How do I know this? Because I have been there myself J. I struggled with this for a long time. I would pick good entries but just didn’t know how to exit trades. I would get out of a really good trade early and then beat myself up when I saw the trade go another 100 or more pips in my direction. Other times, I would sit there and watch as my trade went from being profitable to break even and then turn into a loss, not knowing when to call it quits and get out. If you’ve done this, you know, it’s not a fun place to be.
I don’t believe we have to squeeze every penny out of the trade. However, we do need to maximize our profits and let our winners run. The question is…how we do that? Let me share one of the techniques that I have learned (from Chris Lori) for effective trade management that has proved highly effective for me. (Chris Lori is a Professional Fund manager. You can learn more about him and his offerings here).

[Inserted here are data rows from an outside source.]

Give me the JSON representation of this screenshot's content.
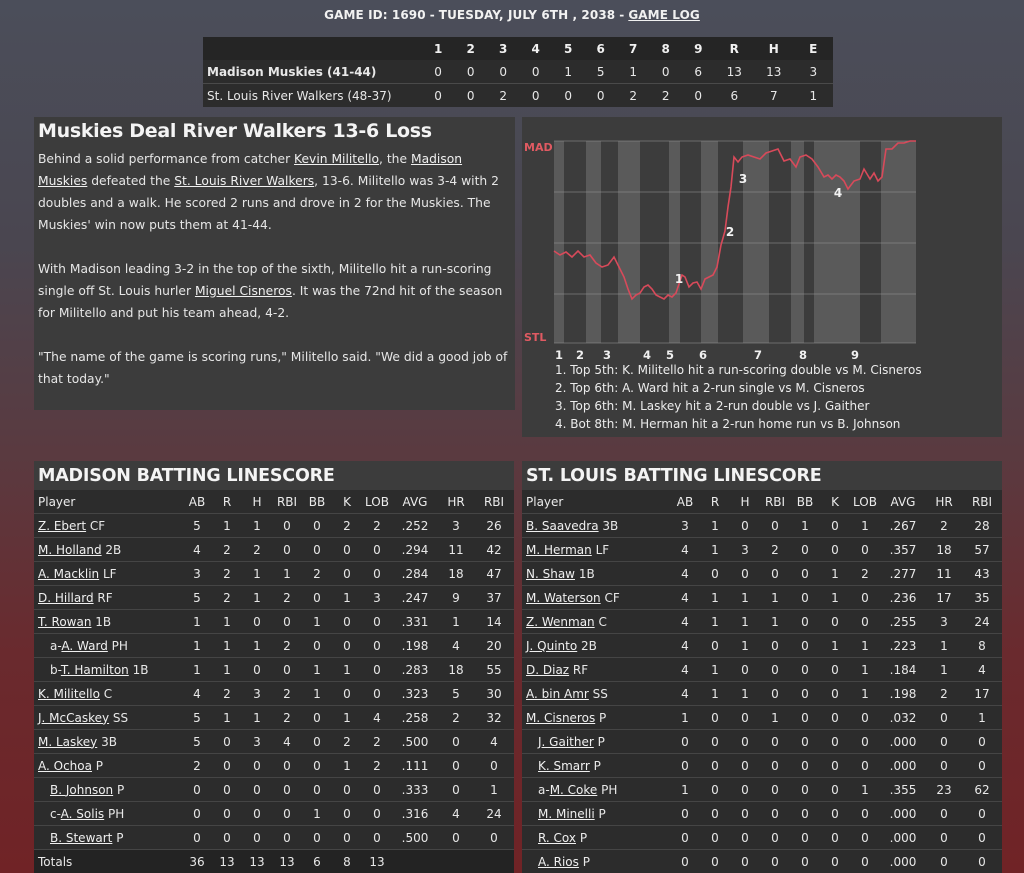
{
  "header": {
    "game_id": "GAME ID: 1690",
    "date": "TUESDAY, JULY 6TH , 2038",
    "log_link": "GAME LOG"
  },
  "linescore": {
    "innings": [
      "1",
      "2",
      "3",
      "4",
      "5",
      "6",
      "7",
      "8",
      "9"
    ],
    "totals_headers": [
      "R",
      "H",
      "E"
    ],
    "teams": [
      {
        "name": "Madison Muskies (41-44)",
        "bold": true,
        "innings": [
          "0",
          "0",
          "0",
          "0",
          "1",
          "5",
          "1",
          "0",
          "6"
        ],
        "totals": [
          "13",
          "13",
          "3"
        ]
      },
      {
        "name": "St. Louis River Walkers (48-37)",
        "bold": false,
        "innings": [
          "0",
          "0",
          "2",
          "0",
          "0",
          "0",
          "2",
          "2",
          "0"
        ],
        "totals": [
          "6",
          "7",
          "1"
        ]
      }
    ]
  },
  "recap": {
    "headline": "Muskies Deal River Walkers 13-6 Loss",
    "p1": [
      "Behind a solid performance from catcher ",
      {
        "link": "Kevin Militello"
      },
      ", the ",
      {
        "link": "Madison Muskies"
      },
      " defeated the ",
      {
        "link": "St. Louis River Walkers"
      },
      ", 13-6. Militello was 3-4 with 2 doubles and a walk. He scored 2 runs and drove in 2 for the Muskies. The Muskies' win now puts them at 41-44."
    ],
    "p2": [
      "With Madison leading 3-2 in the top of the sixth, Militello hit a run-scoring single off St. Louis hurler ",
      {
        "link": "Miguel Cisneros"
      },
      ". It was the 72nd hit of the season for Militello and put his team ahead, 4-2."
    ],
    "p3": [
      "\"The name of the game is scoring runs,\" Militello said. \"We did a good job of that today.\""
    ]
  },
  "win_prob_chart": {
    "top_label": "MAD",
    "bottom_label": "STL",
    "inning_labels": [
      "1",
      "2",
      "3",
      "4",
      "5",
      "6",
      "7",
      "8",
      "9"
    ],
    "line_color": "#d84a5a",
    "events": [
      "1. Top 5th: K. Militello hit a run-scoring double vs M. Cisneros",
      "2. Top 6th: A. Ward hit a 2-run single vs M. Cisneros",
      "3. Top 6th: M. Laskey hit a 2-run double vs J. Gaither",
      "4. Bot 8th: M. Herman hit a 2-run home run vs B. Johnson"
    ]
  },
  "madison": {
    "title": "MADISON BATTING LINESCORE",
    "headers": [
      "Player",
      "AB",
      "R",
      "H",
      "RBI",
      "BB",
      "K",
      "LOB",
      "AVG",
      "HR",
      "RBI"
    ],
    "rows": [
      {
        "prefix": "",
        "name": "Z. Ebert",
        "pos": "CF",
        "stats": [
          "5",
          "1",
          "1",
          "0",
          "0",
          "2",
          "2",
          ".252",
          "3",
          "26"
        ]
      },
      {
        "prefix": "",
        "name": "M. Holland",
        "pos": "2B",
        "stats": [
          "4",
          "2",
          "2",
          "0",
          "0",
          "0",
          "0",
          ".294",
          "11",
          "42"
        ]
      },
      {
        "prefix": "",
        "name": "A. Macklin",
        "pos": "LF",
        "stats": [
          "3",
          "2",
          "1",
          "1",
          "2",
          "0",
          "0",
          ".284",
          "18",
          "47"
        ]
      },
      {
        "prefix": "",
        "name": "D. Hillard",
        "pos": "RF",
        "stats": [
          "5",
          "2",
          "1",
          "2",
          "0",
          "1",
          "3",
          ".247",
          "9",
          "37"
        ]
      },
      {
        "prefix": "",
        "name": "T. Rowan",
        "pos": "1B",
        "stats": [
          "1",
          "1",
          "0",
          "0",
          "1",
          "0",
          "0",
          ".331",
          "1",
          "14"
        ]
      },
      {
        "prefix": "a-",
        "name": "A. Ward",
        "pos": "PH",
        "indent": true,
        "stats": [
          "1",
          "1",
          "1",
          "2",
          "0",
          "0",
          "0",
          ".198",
          "4",
          "20"
        ]
      },
      {
        "prefix": "b-",
        "name": "T. Hamilton",
        "pos": "1B",
        "indent": true,
        "stats": [
          "1",
          "1",
          "0",
          "0",
          "1",
          "1",
          "0",
          ".283",
          "18",
          "55"
        ]
      },
      {
        "prefix": "",
        "name": "K. Militello",
        "pos": "C",
        "stats": [
          "4",
          "2",
          "3",
          "2",
          "1",
          "0",
          "0",
          ".323",
          "5",
          "30"
        ]
      },
      {
        "prefix": "",
        "name": "J. McCaskey",
        "pos": "SS",
        "stats": [
          "5",
          "1",
          "1",
          "2",
          "0",
          "1",
          "4",
          ".258",
          "2",
          "32"
        ]
      },
      {
        "prefix": "",
        "name": "M. Laskey",
        "pos": "3B",
        "stats": [
          "5",
          "0",
          "3",
          "4",
          "0",
          "2",
          "2",
          ".500",
          "0",
          "4"
        ]
      },
      {
        "prefix": "",
        "name": "A. Ochoa",
        "pos": "P",
        "stats": [
          "2",
          "0",
          "0",
          "0",
          "0",
          "1",
          "2",
          ".111",
          "0",
          "0"
        ]
      },
      {
        "prefix": "",
        "name": "B. Johnson",
        "pos": "P",
        "indent": true,
        "stats": [
          "0",
          "0",
          "0",
          "0",
          "0",
          "0",
          "0",
          ".333",
          "0",
          "1"
        ]
      },
      {
        "prefix": "c-",
        "name": "A. Solis",
        "pos": "PH",
        "indent": true,
        "stats": [
          "0",
          "0",
          "0",
          "0",
          "1",
          "0",
          "0",
          ".316",
          "4",
          "24"
        ]
      },
      {
        "prefix": "",
        "name": "B. Stewart",
        "pos": "P",
        "indent": true,
        "stats": [
          "0",
          "0",
          "0",
          "0",
          "0",
          "0",
          "0",
          ".500",
          "0",
          "0"
        ]
      }
    ],
    "totals_label": "Totals",
    "totals": [
      "36",
      "13",
      "13",
      "13",
      "6",
      "8",
      "13",
      "",
      "",
      ""
    ]
  },
  "stlouis": {
    "title": "ST. LOUIS BATTING LINESCORE",
    "headers": [
      "Player",
      "AB",
      "R",
      "H",
      "RBI",
      "BB",
      "K",
      "LOB",
      "AVG",
      "HR",
      "RBI"
    ],
    "rows": [
      {
        "prefix": "",
        "name": "B. Saavedra",
        "pos": "3B",
        "stats": [
          "3",
          "1",
          "0",
          "0",
          "1",
          "0",
          "1",
          ".267",
          "2",
          "28"
        ]
      },
      {
        "prefix": "",
        "name": "M. Herman",
        "pos": "LF",
        "stats": [
          "4",
          "1",
          "3",
          "2",
          "0",
          "0",
          "0",
          ".357",
          "18",
          "57"
        ]
      },
      {
        "prefix": "",
        "name": "N. Shaw",
        "pos": "1B",
        "stats": [
          "4",
          "0",
          "0",
          "0",
          "0",
          "1",
          "2",
          ".277",
          "11",
          "43"
        ]
      },
      {
        "prefix": "",
        "name": "M. Waterson",
        "pos": "CF",
        "stats": [
          "4",
          "1",
          "1",
          "1",
          "0",
          "1",
          "0",
          ".236",
          "17",
          "35"
        ]
      },
      {
        "prefix": "",
        "name": "Z. Wenman",
        "pos": "C",
        "stats": [
          "4",
          "1",
          "1",
          "1",
          "0",
          "0",
          "0",
          ".255",
          "3",
          "24"
        ]
      },
      {
        "prefix": "",
        "name": "J. Quinto",
        "pos": "2B",
        "stats": [
          "4",
          "0",
          "1",
          "0",
          "0",
          "1",
          "1",
          ".223",
          "1",
          "8"
        ]
      },
      {
        "prefix": "",
        "name": "D. Diaz",
        "pos": "RF",
        "stats": [
          "4",
          "1",
          "0",
          "0",
          "0",
          "0",
          "1",
          ".184",
          "1",
          "4"
        ]
      },
      {
        "prefix": "",
        "name": "A. bin Amr",
        "pos": "SS",
        "stats": [
          "4",
          "1",
          "1",
          "0",
          "0",
          "0",
          "1",
          ".198",
          "2",
          "17"
        ]
      },
      {
        "prefix": "",
        "name": "M. Cisneros",
        "pos": "P",
        "stats": [
          "1",
          "0",
          "0",
          "1",
          "0",
          "0",
          "0",
          ".032",
          "0",
          "1"
        ]
      },
      {
        "prefix": "",
        "name": "J. Gaither",
        "pos": "P",
        "indent": true,
        "stats": [
          "0",
          "0",
          "0",
          "0",
          "0",
          "0",
          "0",
          ".000",
          "0",
          "0"
        ]
      },
      {
        "prefix": "",
        "name": "K. Smarr",
        "pos": "P",
        "indent": true,
        "stats": [
          "0",
          "0",
          "0",
          "0",
          "0",
          "0",
          "0",
          ".000",
          "0",
          "0"
        ]
      },
      {
        "prefix": "a-",
        "name": "M. Coke",
        "pos": "PH",
        "indent": true,
        "stats": [
          "1",
          "0",
          "0",
          "0",
          "0",
          "0",
          "1",
          ".355",
          "23",
          "62"
        ]
      },
      {
        "prefix": "",
        "name": "M. Minelli",
        "pos": "P",
        "indent": true,
        "stats": [
          "0",
          "0",
          "0",
          "0",
          "0",
          "0",
          "0",
          ".000",
          "0",
          "0"
        ]
      },
      {
        "prefix": "",
        "name": "R. Cox",
        "pos": "P",
        "indent": true,
        "stats": [
          "0",
          "0",
          "0",
          "0",
          "0",
          "0",
          "0",
          ".000",
          "0",
          "0"
        ]
      },
      {
        "prefix": "",
        "name": "A. Rios",
        "pos": "P",
        "indent": true,
        "stats": [
          "0",
          "0",
          "0",
          "0",
          "0",
          "0",
          "0",
          ".000",
          "0",
          "0"
        ]
      }
    ]
  }
}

This technique is about managing your trades using fractals. Fractals are the smaller areas of consolidation that form within the larger support and resistant zones. I won’t go into how to find good trade entries in this post. That’s a topic for another discussion. Here we’ll talk about managing your trade once you have entered the trade.

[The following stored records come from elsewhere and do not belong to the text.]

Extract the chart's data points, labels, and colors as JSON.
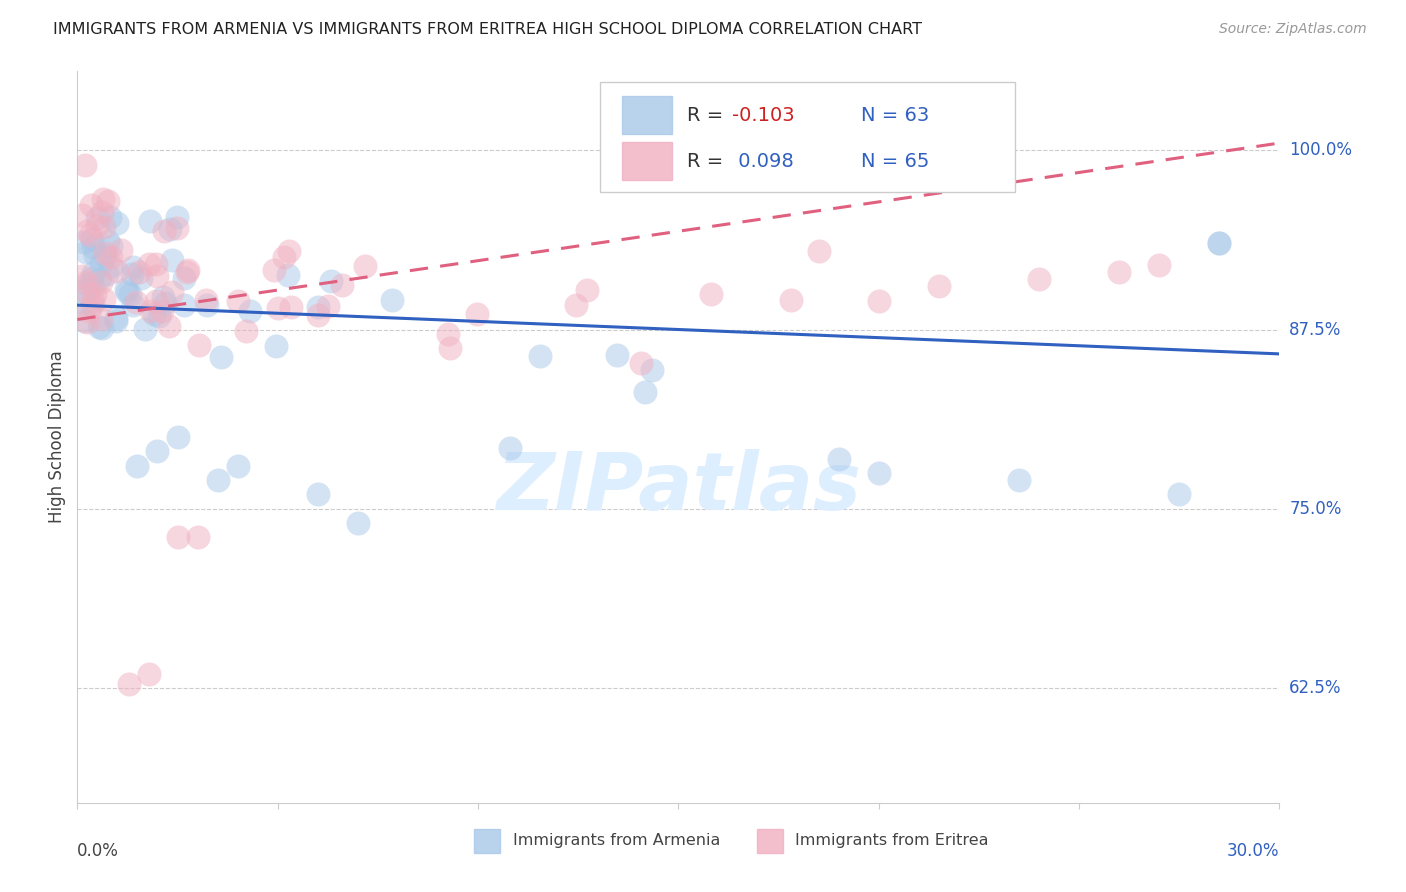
{
  "title": "IMMIGRANTS FROM ARMENIA VS IMMIGRANTS FROM ERITREA HIGH SCHOOL DIPLOMA CORRELATION CHART",
  "source": "Source: ZipAtlas.com",
  "ylabel": "High School Diploma",
  "yticks": [
    0.625,
    0.75,
    0.875,
    1.0
  ],
  "ytick_labels": [
    "62.5%",
    "75.0%",
    "87.5%",
    "100.0%"
  ],
  "xmin": 0.0,
  "xmax": 0.3,
  "ymin": 0.545,
  "ymax": 1.055,
  "armenia_color": "#a8c8e8",
  "eritrea_color": "#f0b0c0",
  "armenia_line_color": "#3060c0",
  "eritrea_line_color": "#e06080",
  "armenia_R": -0.103,
  "armenia_N": 63,
  "eritrea_R": 0.098,
  "eritrea_N": 65,
  "legend_label_1": "Immigrants from Armenia",
  "legend_label_2": "Immigrants from Eritrea",
  "watermark": "ZIPatlas",
  "arm_line_y0": 0.892,
  "arm_line_y1": 0.858,
  "eri_line_y0": 0.882,
  "eri_line_y1": 1.005
}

Let’s do this by walking through a trade I took recently. Below is a screenshot of the trade. The green dotted line is where I entered the trade. Based on my market analysis, this was a good place to enter the trade. I placed my stop above the apex (the red dotted line at the top of the chart).
As you can see on the chart that I marked up, my initial stop is at “0”. Once the price started moving in my direction and broke through to close below the support level at 1.2484, I moved the stop to the placed marked by “1”. The price then went up, retested the 1.2484 level, got rejected and moved further down, forming a fractal in this area. I then moved the stop to position “2”. The price came back, tested the backside of this fractal (marked by the yellow line) and then moved further down. As the price kept moving lower, I moved my stop along with it.
Once the price moved below the 1.2444 support level, it started forming a fractal here (consolidating between 1.2435 and 1.2444). As the price broke through and held below 1.2435, I moved the stop to number “5” position. The price came back and re-tested the backside of this fractal but got rejected. As the price held below this area, I moved my stop to the number “6”position. At this point, we were heading into the end of the day and liquidity was drying up as can be seen from all the small candles here. I closed my trade at 1.2421. An alternative would have been to move the stop to “7” position and let the trade run. The stop would then have been hit in the London session, closing the trade.
The main point that I’d like to make here is to look for fractal formations and use these in deciding where to place your stops. Most of the time, the price will move in a staircase fashion, forming fractals between legs down. Look for these areas where price takes a breather before moving further and place your stops outside of these areas. This will provide a good framework for placing your stops and take the guesswork out of trade management. The more you practice this, the easier it’ll be to see the fractals and price behavior around the fractals.